Lil' Pimp is a 2005 American adult animated black comedy film directed and written by Mark Brooks and Peter Gilstrap and based upon an episodic web animation by the same name. Originally planned as a theatrical release through Columbia Pictures, the film was released straight to DVD on January 11, 2005 by Lions Gate Home Entertainment, and starred Lil' Kim and Bernie Mac as voice artists.

Plot
A little redhead, freckled 9-year-old boy (whose name is not mentioned during the movie, but is revealed in the very end of the movie, as well as in the credits, to be Lil' Pimp) is unable to adapt to suburban life, as his only friend is a foul mouthed gerbil and faces constant rejection by his peers. He accidentally meets a prostitute under the name of Sweet Chiffon, who takes him to her working place, a bar named "the Playground", where he befriends the pimp "Fruit Juice", who gives him a small amount of "pimp glitter". He decides he wants to become a pimp.

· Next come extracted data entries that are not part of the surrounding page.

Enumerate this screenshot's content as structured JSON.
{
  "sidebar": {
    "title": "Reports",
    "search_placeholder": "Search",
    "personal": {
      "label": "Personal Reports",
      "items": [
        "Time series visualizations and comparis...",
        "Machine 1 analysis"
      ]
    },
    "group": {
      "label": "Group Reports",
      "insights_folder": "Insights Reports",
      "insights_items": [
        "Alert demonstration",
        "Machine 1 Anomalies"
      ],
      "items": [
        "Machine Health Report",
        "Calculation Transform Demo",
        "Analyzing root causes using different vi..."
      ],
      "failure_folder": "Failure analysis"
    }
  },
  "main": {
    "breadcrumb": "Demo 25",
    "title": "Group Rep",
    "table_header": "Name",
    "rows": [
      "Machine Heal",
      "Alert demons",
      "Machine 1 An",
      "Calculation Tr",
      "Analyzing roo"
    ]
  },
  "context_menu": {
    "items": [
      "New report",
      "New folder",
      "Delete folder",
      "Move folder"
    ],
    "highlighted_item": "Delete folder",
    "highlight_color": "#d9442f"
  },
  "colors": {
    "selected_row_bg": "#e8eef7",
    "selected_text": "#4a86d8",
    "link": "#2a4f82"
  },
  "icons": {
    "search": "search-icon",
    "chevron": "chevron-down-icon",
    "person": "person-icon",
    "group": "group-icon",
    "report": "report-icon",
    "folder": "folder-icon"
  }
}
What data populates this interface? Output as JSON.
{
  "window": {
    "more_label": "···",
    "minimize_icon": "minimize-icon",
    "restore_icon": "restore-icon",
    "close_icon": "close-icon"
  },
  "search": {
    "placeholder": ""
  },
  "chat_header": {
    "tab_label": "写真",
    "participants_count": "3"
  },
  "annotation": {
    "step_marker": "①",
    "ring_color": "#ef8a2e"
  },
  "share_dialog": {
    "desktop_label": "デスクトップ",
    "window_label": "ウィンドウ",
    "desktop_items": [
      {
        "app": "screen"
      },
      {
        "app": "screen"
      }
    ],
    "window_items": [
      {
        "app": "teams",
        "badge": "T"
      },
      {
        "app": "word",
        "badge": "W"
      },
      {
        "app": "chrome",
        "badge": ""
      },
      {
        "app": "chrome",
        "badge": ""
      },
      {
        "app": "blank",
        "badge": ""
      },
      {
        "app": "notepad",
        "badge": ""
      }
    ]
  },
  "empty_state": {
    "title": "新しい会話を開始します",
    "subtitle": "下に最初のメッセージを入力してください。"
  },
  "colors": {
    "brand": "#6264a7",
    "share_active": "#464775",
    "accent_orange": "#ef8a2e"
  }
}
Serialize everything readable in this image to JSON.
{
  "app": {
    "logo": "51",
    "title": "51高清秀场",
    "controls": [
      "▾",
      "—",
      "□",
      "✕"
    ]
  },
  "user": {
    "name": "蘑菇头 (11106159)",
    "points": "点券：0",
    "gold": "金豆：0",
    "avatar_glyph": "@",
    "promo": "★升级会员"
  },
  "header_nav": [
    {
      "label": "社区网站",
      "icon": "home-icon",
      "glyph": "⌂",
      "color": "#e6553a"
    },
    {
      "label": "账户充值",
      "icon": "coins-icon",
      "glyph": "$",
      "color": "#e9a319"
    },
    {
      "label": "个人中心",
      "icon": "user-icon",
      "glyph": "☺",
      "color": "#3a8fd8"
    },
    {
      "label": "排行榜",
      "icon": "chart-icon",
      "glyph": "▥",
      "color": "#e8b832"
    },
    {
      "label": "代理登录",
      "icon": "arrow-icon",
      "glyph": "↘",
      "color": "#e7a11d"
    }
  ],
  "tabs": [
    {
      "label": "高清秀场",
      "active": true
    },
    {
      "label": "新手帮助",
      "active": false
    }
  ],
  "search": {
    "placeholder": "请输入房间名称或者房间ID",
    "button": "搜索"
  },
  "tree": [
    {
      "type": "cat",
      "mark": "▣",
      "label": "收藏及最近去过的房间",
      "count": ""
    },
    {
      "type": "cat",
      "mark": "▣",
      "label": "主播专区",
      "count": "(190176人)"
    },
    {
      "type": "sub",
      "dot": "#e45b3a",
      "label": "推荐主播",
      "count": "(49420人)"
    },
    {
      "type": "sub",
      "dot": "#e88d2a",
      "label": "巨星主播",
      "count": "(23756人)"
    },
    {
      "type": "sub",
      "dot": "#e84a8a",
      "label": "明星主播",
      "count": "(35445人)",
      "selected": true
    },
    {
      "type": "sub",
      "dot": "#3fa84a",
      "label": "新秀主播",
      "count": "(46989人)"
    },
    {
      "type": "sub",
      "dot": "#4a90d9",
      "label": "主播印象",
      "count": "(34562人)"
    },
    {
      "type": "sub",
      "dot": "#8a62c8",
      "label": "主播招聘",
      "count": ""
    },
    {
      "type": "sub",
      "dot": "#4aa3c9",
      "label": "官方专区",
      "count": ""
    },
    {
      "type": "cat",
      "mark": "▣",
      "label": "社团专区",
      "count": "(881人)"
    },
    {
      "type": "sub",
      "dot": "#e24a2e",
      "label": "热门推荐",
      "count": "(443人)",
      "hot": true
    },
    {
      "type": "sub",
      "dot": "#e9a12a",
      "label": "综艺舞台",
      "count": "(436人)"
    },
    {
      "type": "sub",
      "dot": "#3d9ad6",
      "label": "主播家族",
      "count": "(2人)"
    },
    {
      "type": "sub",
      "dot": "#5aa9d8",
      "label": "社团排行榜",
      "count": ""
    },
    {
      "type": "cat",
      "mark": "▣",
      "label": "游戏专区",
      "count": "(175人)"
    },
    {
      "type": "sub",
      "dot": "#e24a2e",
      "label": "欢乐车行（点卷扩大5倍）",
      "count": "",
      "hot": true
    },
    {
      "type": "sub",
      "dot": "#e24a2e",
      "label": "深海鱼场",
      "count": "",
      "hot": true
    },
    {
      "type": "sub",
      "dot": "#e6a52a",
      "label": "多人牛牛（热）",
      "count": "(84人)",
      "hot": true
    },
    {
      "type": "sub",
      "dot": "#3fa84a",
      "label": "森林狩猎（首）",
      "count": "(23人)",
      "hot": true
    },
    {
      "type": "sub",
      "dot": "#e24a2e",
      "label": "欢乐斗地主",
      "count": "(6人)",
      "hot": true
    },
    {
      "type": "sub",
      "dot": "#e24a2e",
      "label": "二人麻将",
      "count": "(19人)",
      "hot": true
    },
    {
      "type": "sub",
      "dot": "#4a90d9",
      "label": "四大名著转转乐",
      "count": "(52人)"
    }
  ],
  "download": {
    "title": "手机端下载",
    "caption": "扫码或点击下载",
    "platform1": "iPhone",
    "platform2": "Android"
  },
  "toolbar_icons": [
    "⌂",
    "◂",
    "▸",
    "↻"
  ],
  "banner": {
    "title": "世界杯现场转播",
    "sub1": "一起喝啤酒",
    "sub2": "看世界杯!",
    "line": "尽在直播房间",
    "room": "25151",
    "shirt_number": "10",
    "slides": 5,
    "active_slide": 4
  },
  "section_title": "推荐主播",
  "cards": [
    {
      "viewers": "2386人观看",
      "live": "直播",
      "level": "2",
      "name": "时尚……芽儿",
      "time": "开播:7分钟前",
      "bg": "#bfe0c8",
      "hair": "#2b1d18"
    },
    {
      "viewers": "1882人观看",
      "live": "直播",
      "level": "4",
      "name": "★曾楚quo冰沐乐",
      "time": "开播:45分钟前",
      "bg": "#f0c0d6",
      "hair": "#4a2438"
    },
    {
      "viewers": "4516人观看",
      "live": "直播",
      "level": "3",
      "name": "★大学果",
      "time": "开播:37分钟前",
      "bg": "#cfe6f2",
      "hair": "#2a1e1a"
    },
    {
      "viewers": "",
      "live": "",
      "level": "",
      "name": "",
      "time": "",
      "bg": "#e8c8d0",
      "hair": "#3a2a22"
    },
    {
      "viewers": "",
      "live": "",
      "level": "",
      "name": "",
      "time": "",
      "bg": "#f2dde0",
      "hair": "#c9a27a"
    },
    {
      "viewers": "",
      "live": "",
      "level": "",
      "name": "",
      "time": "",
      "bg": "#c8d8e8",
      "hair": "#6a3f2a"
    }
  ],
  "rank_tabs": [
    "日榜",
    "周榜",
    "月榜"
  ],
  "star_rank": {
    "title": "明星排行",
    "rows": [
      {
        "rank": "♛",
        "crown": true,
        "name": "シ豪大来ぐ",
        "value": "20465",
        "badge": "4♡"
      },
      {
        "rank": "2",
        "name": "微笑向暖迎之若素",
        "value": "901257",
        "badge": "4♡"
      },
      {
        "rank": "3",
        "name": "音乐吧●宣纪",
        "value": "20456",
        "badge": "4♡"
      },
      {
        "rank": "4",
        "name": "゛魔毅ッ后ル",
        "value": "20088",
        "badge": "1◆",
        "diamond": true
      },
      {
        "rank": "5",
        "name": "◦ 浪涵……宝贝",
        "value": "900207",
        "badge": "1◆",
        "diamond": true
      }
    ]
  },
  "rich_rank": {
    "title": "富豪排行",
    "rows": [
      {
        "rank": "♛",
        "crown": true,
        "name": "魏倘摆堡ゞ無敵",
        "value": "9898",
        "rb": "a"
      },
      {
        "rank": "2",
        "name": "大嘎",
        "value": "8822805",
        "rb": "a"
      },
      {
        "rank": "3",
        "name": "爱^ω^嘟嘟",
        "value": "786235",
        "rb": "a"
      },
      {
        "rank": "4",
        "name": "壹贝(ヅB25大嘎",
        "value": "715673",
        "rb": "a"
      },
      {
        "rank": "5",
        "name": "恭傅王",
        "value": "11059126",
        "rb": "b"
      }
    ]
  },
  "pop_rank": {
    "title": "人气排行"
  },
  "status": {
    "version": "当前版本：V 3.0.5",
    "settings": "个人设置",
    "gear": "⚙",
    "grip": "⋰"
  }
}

The following day at school, during show and tell he is scorned by his classmates for not having a living male relative and decides to use the pimp glitter to summon Fruit Juice, who consequently impresses the whole class. When he visits the Playground again, Fruit Juice alters the boy's style and dresses him as a pimp, too. Meanwhile, mayor Tony Gold threatens to close Fruit Juice's bar, unless he is given 90% of the profits. After this incident the boy's mother goes in search of him, first directed to a gay bar and informed by Sweet Chiffon of a "nasty midget" closely resembling her son and then to the Playground. The boy refuses to return home to his mother, of which mayor Tony is informed directly and takes advantage, accusing Fruit Juice of keeping the boy against his will.  He is promptly arrested and his bar is closed down. Afterwards, mayor Tony Gold kidnaps Fruit Juice's prostitutes, in order to exploit them, while assigning two policemen to plant a bomb in the closed Playground.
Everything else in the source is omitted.